The translation below is by your correspondent. If you spot any errors, please let me know (jeremy -at- danwei -dot- org).

Today I saw a very honest post on Qinglang’s blog (that he had copied from somewhere else) called Why I will not build my blog on Sina.com.

I myself was never planning to use Sina’s blog platform, but after reading the post I am even more certain that I won’t use it.

Nowadays, there are a lot of blog hosts and online forums with something that is really a Chinese characteristic: sensitive words (敏感词).

You don’t know whether you should laugh or cry about these sensitive words. Things that were originally not at all sensitive, become highly sensitive things because of these sensitive words. The sensitive words continually remind you: “You better watch what you fucking say: there are some things that you just can’t say.”

On the one hand we have been prasing Ba Jin [the recently deceased writer] for a consumate hundred year lifetime of telling the truth; on the other hand, we are creating these sensitive words that don’t allow us to speak.

Is the speech of ordinary people that terrible? I always remember a sentence from the Selected Works of Deng Xiaoping: “A revolutionary party does not fear the voice of the the masses, it fears the reign of silence.”

On the other hand, there are times when you can’t just let Internet users do as they please. If there were no controls at all, there would be chaos. The problem is deciding what method to use to prevent the Internet becoming anarchic.

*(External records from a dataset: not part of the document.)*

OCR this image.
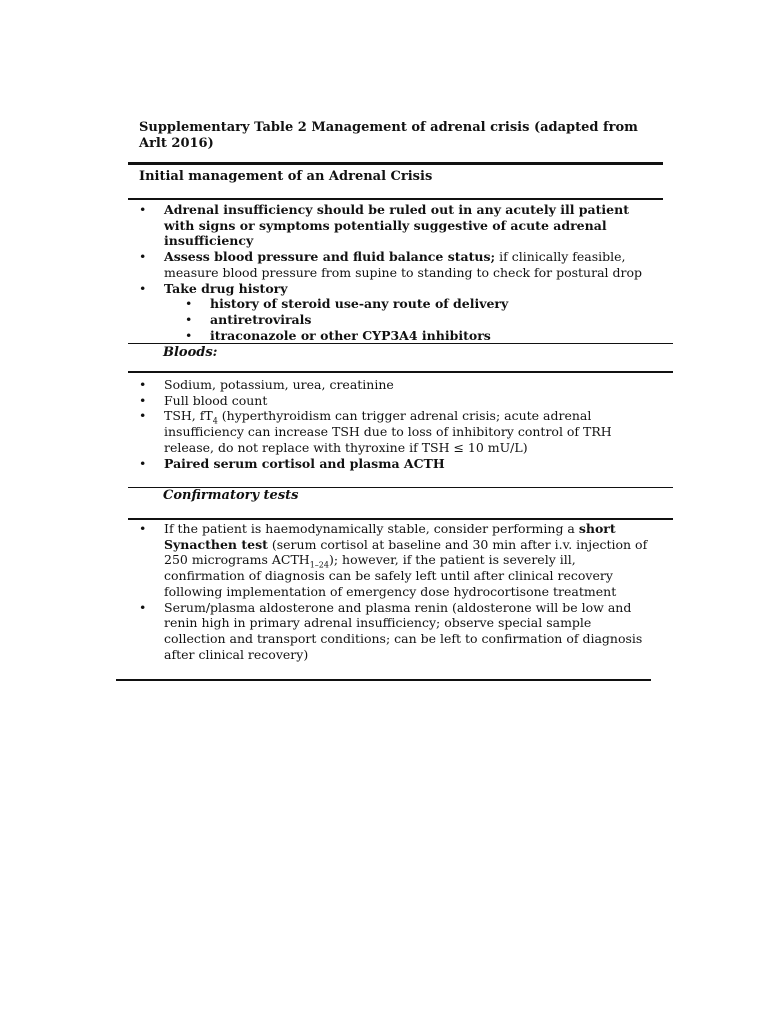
Supplementary Table 2 Management of adrenal crisis (adapted from Arlt 2016)
Initial management of an Adrenal Crisis
• Adrenal insufficiency should be ruled out in any acutely ill patient with signs or symptoms potentially suggestive of acute adrenal insufficiency
• Assess blood pressure and fluid balance status; if clinically feasible, measure blood pressure from supine to standing to check for postural drop
• Take drug history
• history of steroid use-any route of delivery
• antiretrovirals
• itraconazole or other CYP3A4 inhibitors
Bloods:
• Sodium, potassium, urea, creatinine
• Full blood count
• TSH, $fT_4$ (hyperthyroidism can trigger adrenal crisis; acute adrenal insufficiency can increase TSH due to loss of inhibitory control of TRH release, do not replace with thyroxine if TSH ≤ 10 mU/L)
• Paired serum cortisol and plasma ACTH
Confirmatory tests
• If the patient is haemodynamically stable, consider performing a short Synacthen test (serum cortisol at baseline and 30 min after i.v. injection of 250 micrograms $ACTH_{1-24}$); however, if the patient is severely ill, confirmation of diagnosis can be safely left until after clinical recovery following implementation of emergency dose hydrocortisone treatment
• Serum/plasma aldosterone and plasma renin (aldosterone will be low and renin high in primary adrenal insufficiency; observe special sample collection and transport conditions; can be left to confirmation of diagnosis after clinical recovery)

Using sensitive words is a really clumsy, ridiculous and retarded method that does not solve any problems at all. It is like the ears of a deaf person, or the response of an ostrich to danger. It is just self-deception.

Let’s suppose you write the following sentence on any blog host that has senstive word controls: “The viewership rating of CCTV’s (中央电视台) recent TV series Passing Scenes of Beijing has reached 6.4%”. You would not be able to publish this sentence on Blogcn and other such blog hosts because it contains sensitive words [i.e. 6.4 which is shorthand for certain events of 1989].

But has this sentence contravened the Fifth Clause of the Computer and Information Network International Internet Safety Protection Regulations? Of course not. Since it has not broken the rules, why the hell are you depriving me of my rights to free expression?

Furthermore, suppose I write a sentence like this: “We must see through to the essence of cults like Fаlungong” I imagine almost no blog host would allow this sentence to be published, because it contains sensitive words. You see, even my rights to criticize a cult have been taken away. Are computers fucking stupid, or are people?

If we accept that there must be some controls on Internet content, and we absolutely must use this sensitive words method, why can’t they make the list of words public so that everyone knows what to look out for when they write? I think these lists would be very funny, but there is not even one blog host that is willing to make their list public, because if they did they would be spurned by users. Internet users would say: “So that is what you are fucking scared of!” But if they don’t publish the lists, it is too troublesome to write because you never know which words will be considered sensitive.

It’s like a girl whose whole body is highly sensitive from head to toe. Do you dare to touch her?